Na een tevergeefs ingesteld bevoegdheidsincident, waarin de rechtbank zich bij vonnis van 14 mei 1993 bevoegd heeft verklaard van het geschil kennis te nemen, heeft [verweerder] de vorderingen bestreden.
Bij conclusie van repliek heeft [eiser] zijn eis gewijzigd en meer subsidiair gevorderd bij vonnis, voor zoveel mogelijk uitvoerbaar bij voorraad [verweerder] te veroordelen aan [eiser] te voldoen:
- A.
terzake materiële schade ƒ 35.821,82;
- B.
terzake immateriële schade ƒ 12.500,--;
- C.
terzake vermogensschade aan gederfde rente (vanaf betaling tot heden) ƒ 3.052,74 en meerkosten van advocaat ƒ 5.000,--;
- D.
de wettelijke rente vanaf de dag van deze conclusie tot de dag der algehele betaling.
- E.
met veroordeling van [verweerder] in de kosten van deze procedure een procureurssalaris daaronder begrepen.
De rechtbank heeft bij tussenvonnis van 5 augustus 1999 [eiser] tot bewijslevering toegelaten. Na enquête heeft de rechtbank bij eindvonnis van 19 april 2001 de vorderingen van [eiser] afgewezen.

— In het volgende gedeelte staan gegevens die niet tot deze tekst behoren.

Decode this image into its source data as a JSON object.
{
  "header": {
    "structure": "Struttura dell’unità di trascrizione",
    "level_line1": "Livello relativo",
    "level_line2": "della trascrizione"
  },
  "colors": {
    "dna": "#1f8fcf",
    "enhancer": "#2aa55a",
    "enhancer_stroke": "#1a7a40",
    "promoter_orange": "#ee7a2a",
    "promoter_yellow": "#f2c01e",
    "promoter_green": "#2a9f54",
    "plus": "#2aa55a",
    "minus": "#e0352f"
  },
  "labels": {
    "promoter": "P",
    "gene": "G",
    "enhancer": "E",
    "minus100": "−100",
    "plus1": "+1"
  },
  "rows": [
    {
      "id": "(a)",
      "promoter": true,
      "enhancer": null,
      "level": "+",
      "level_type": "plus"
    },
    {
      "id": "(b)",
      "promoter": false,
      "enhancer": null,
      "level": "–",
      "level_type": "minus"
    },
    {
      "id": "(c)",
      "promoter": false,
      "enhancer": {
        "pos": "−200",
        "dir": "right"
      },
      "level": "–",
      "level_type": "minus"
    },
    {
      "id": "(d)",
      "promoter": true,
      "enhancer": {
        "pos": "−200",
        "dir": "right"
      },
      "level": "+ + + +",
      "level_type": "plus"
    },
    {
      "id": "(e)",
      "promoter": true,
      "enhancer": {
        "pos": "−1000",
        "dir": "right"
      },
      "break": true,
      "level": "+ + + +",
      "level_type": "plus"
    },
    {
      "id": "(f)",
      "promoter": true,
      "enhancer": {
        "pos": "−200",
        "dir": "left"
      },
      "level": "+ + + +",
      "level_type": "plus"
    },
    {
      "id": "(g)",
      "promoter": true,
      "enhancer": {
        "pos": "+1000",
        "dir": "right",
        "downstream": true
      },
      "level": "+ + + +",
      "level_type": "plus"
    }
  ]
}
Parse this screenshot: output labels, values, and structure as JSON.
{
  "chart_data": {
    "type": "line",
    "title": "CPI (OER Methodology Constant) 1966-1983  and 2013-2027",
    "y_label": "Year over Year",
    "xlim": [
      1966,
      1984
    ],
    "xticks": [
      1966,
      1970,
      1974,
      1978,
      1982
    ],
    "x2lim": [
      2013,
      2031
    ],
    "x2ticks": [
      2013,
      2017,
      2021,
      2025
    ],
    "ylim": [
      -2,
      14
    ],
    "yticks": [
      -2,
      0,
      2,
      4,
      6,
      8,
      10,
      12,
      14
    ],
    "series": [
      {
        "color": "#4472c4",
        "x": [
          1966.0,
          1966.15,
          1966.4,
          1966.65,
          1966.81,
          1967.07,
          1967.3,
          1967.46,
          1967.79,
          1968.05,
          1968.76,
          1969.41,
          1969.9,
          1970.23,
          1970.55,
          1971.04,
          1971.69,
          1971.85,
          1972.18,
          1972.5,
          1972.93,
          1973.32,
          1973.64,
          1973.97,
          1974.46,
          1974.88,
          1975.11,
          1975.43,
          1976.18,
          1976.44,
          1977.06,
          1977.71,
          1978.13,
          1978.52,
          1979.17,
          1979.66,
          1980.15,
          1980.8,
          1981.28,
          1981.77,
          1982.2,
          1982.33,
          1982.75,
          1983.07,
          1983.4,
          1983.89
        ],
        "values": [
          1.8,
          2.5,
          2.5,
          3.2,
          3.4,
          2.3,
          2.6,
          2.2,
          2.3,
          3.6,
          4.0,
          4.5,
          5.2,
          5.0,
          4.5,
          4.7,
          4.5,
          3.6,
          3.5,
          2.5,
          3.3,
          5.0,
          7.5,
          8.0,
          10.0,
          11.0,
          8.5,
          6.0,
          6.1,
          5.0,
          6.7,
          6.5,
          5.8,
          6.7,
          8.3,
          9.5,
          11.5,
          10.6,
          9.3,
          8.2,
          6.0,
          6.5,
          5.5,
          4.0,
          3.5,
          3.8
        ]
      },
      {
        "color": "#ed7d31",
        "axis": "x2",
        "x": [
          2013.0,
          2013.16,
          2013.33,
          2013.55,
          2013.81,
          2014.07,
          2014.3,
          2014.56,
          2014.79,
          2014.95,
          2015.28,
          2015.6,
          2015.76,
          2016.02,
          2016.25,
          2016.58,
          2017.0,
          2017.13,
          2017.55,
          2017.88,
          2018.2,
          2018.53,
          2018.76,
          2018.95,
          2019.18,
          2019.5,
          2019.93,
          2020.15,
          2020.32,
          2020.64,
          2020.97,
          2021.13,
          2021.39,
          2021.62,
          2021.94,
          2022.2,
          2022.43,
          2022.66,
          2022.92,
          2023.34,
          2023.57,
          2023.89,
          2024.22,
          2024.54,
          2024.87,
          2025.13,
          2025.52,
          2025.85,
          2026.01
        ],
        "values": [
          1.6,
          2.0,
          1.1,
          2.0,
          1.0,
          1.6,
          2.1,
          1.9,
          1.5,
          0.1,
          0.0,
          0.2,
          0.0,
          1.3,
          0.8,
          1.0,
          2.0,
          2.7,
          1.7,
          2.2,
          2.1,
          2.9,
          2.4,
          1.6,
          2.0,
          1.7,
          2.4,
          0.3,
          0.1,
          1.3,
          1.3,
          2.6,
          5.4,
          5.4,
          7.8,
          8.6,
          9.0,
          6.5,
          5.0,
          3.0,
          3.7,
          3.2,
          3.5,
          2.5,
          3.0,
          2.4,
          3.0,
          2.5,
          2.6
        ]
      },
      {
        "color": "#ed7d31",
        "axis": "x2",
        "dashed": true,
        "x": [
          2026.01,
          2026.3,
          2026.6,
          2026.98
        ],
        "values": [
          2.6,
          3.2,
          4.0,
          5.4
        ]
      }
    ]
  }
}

Tegen dit eindvonnis heeft [eiser] hoger beroep ingesteld bij het gerechtshof te 's-Gravenhage.
Bij arrest van 31 oktober 2002 heeft het hof het bestreden vonnis bekrachtigd.
Het arrest van het hof is aan dit arrest gehecht.
2. Het geding in cassatie
Tegen het arrest van het hof heeft [eiser] beroep in cassatie ingesteld. De cassatiedagvaarding is aan dit arrest gehecht en maakt daarvan deel uit.
Tegen de niet verschenen [verweerder] is verstek verleend.
[Eiser] heeft de zaak doen toelichten door zijn advocaat.
De conclusie van de Advocaat-Generaal E.M. Wesseling-van Gent strekt tot verwerping van het cassatieberoep.
3. Beoordeling van de middelen
De in de middelen aangevoerde klachten kunnen niet tot cassatie leiden. Zulks behoeft, gezien artikel 81 RO, geen nadere motivering nu de klachten niet nopen tot beantwoording van rechtsvragen in het belang van de rechtseenheid of de rechtsontwikkeling.
4. Beslissing
De Hoge Raad:
verwerpt het beroep;
veroordeelt [eiser] in de kosten van het geding in cassatie, tot op deze uitspraak aan de zijde van [verweerder] begroot op nihil.
Dit arrest is gewezen door de raadsheren D.H. Beukenhorst, als voorzitter, O. de Savornin Lohman en A.M.J. van Buchem-Spapens, en in het openbaar uitgesproken door de vice-president P. Neleman op 25 juni 2004.